D'autres attaques sont parfois rangées dans cette catégorie: la famine de masse des Ukrainiens (1932), les guerres intestines de l'ex-Yougoslavie parfois aussi.

 

Curieusement, il a fallu longtemps pour considérer que le massacre des Tziganes au cous de la seconde guerre mondiale relevait aussi du génocide.

 

Il faut prendre garde aux mots utilisés. Le mot "génocide", comme le mot "fasciste" ou comme le mot " criminel de guerre" ne doivent pas être galvaudés. On doit éviter de les utiliser à la légère. Au risque d'aboutir à une dérive: une définition extensive, élargie de la notion.
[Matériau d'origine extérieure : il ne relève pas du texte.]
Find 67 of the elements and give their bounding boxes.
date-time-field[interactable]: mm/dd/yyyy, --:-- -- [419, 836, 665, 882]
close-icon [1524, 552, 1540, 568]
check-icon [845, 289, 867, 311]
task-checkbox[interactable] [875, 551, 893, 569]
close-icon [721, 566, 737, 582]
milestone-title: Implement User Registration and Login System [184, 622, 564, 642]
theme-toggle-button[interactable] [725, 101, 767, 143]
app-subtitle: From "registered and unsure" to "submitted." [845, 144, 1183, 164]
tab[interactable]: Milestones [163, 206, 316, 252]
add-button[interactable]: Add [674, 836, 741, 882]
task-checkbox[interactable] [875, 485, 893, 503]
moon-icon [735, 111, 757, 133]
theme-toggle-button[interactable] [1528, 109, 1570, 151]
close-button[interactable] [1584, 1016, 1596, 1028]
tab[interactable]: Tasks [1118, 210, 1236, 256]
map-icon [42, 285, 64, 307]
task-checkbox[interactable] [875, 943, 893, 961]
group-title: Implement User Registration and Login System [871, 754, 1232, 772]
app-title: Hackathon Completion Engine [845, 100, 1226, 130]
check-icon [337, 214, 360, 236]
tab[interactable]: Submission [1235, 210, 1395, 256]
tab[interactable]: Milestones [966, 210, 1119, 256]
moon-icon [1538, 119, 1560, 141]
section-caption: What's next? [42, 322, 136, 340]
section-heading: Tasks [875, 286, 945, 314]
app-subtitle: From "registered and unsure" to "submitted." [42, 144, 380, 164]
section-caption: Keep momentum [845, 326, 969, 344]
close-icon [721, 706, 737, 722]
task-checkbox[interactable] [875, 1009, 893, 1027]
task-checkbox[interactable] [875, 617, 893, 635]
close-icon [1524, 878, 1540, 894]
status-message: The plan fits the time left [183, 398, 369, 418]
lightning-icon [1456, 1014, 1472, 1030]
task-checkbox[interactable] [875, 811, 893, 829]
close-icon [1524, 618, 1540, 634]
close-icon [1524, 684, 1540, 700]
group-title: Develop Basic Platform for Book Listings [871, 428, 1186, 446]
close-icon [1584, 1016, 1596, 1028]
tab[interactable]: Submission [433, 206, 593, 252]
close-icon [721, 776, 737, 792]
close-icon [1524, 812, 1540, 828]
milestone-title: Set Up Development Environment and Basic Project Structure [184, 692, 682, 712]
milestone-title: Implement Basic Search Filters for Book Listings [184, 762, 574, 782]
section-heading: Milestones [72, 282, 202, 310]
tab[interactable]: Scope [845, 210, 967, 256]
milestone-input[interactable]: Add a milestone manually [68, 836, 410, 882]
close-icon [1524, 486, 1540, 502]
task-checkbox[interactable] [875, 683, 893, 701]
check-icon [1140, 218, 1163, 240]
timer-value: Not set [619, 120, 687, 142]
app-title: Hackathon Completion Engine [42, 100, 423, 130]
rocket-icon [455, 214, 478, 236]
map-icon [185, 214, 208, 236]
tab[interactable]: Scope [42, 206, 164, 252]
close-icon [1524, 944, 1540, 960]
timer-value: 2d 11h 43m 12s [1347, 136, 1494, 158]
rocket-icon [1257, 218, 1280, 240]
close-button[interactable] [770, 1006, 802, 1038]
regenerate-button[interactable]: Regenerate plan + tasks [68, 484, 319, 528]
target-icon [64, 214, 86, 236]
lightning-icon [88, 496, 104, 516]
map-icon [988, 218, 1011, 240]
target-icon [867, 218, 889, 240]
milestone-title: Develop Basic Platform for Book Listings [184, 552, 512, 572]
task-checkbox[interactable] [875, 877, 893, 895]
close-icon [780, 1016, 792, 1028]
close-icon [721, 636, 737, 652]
On arriverait à qualifier de génocide ou de crime contre l'humanité tous les méfaits, toutes les opérations guerrières d'une certaine ampleur. On assisterait alors à une banalisation de ces concepts. Cela leur enlèverait tout sens avec comme conséquence que les négationnistes auraient beau jeu de prétendre que les véritables génocides n'en étaient pas ( pour rappel, les propos maintes fois répétés de Jean-Marie LEPEN ).

 

La dérive inverse serait une interprétation ultra-restrictive de la notion de "génocide": l'extermination des Juifs ( la Shoah ) serait le seul véritable génocide. En ont pâti les Tziganes qui ont eu du mal à ce que leur traitement soit reconnu comme "génocidaire".

 

C'est en s'appuyant sur cette dérive que certains, même non Turcs, refusent

de ranger le massacre des Arméniens parmi les génocides.

 

C'est aussi en partant de cette dérive que les crimes staliniens contre certaines populations ( les Ukrainiens, les Tatars...) ont du mal à être versés dans le nombre des "génocides".

 

L'article 2 de la Convention pour la prévention et la répression du crime de génocide adoptée par l'assemblée générale de l'ONU en décembre 1948, stipule:

« Dans la présente Convention, le génocide s'entend de l'un quelconque des actes ci-après commis dans l'intention de détruire, en tout ou en partie, un groupe national, ethnique, racial ou religieux, comme tel :

a) Meurtre de membres du groupe ;

b) Atteinte grave à l'intégrité physique ou mentale de membres du groupe ;

c) Soumission intentionnelle du groupe à des conditions d'existence devant entraîner sa destruction physique totale ou partielle ;

d) Mesures visant à entraver les naissances au sein du groupe ;

e) Transfert forcé d'enfants du groupe à un autre groupe.  »

 

Le Grand Atlas de l'Histoire du Monde, ( édition 1999) parlant des grands massacres pas tous reconnus comme génocides, nous rapporte que:

1915-1917: Massacre systématique de la population arménienne par les Turcs, 1 500 000 victimes

1941-1945: Mise en oeuvre de la "solution finale" processus d'élimination des juifs d'europe par les nazis (Holocauste ou shoah) 5000000 à 6000000 de victimes

1941-1945: Extermination des populations tsiganes d'Europe dans les camps nazis, 800000 victimes

1967-1970 Hécatombe au sein de la minorité Ibo du Biafra, en guerre contre L'armée fédérale du Nigéria, 1000000 de victimes

1975-1979: Elimination massive de civils cambodgiens sous le régime des Khmers rouges 2000000 de victimes

1985-1999: Destruction de villages kurdes par les forces irakiennes 400000 1992-1999: En ex-Yougoslavie, persécution des Bosniaques puis des Kosovars par les Serbes, dans le cadre de la "purification ethnique" 200000 à 250000 victimes 1994: Massacres des représentants du groupe ethnique tutsi par les Hutu au Rwanda 500000 à 800000 victimes. 

 

Un autre génocide méconnu, celui des Hereros par les Allemands. Il est pourtant le premier génocide du 20ème siècle. En outre, par ses méthodes (camps de concentration) et par ses motivations (racistes), il préfigurait le génocide des Juifs lors de la Seconde guerre mondiale.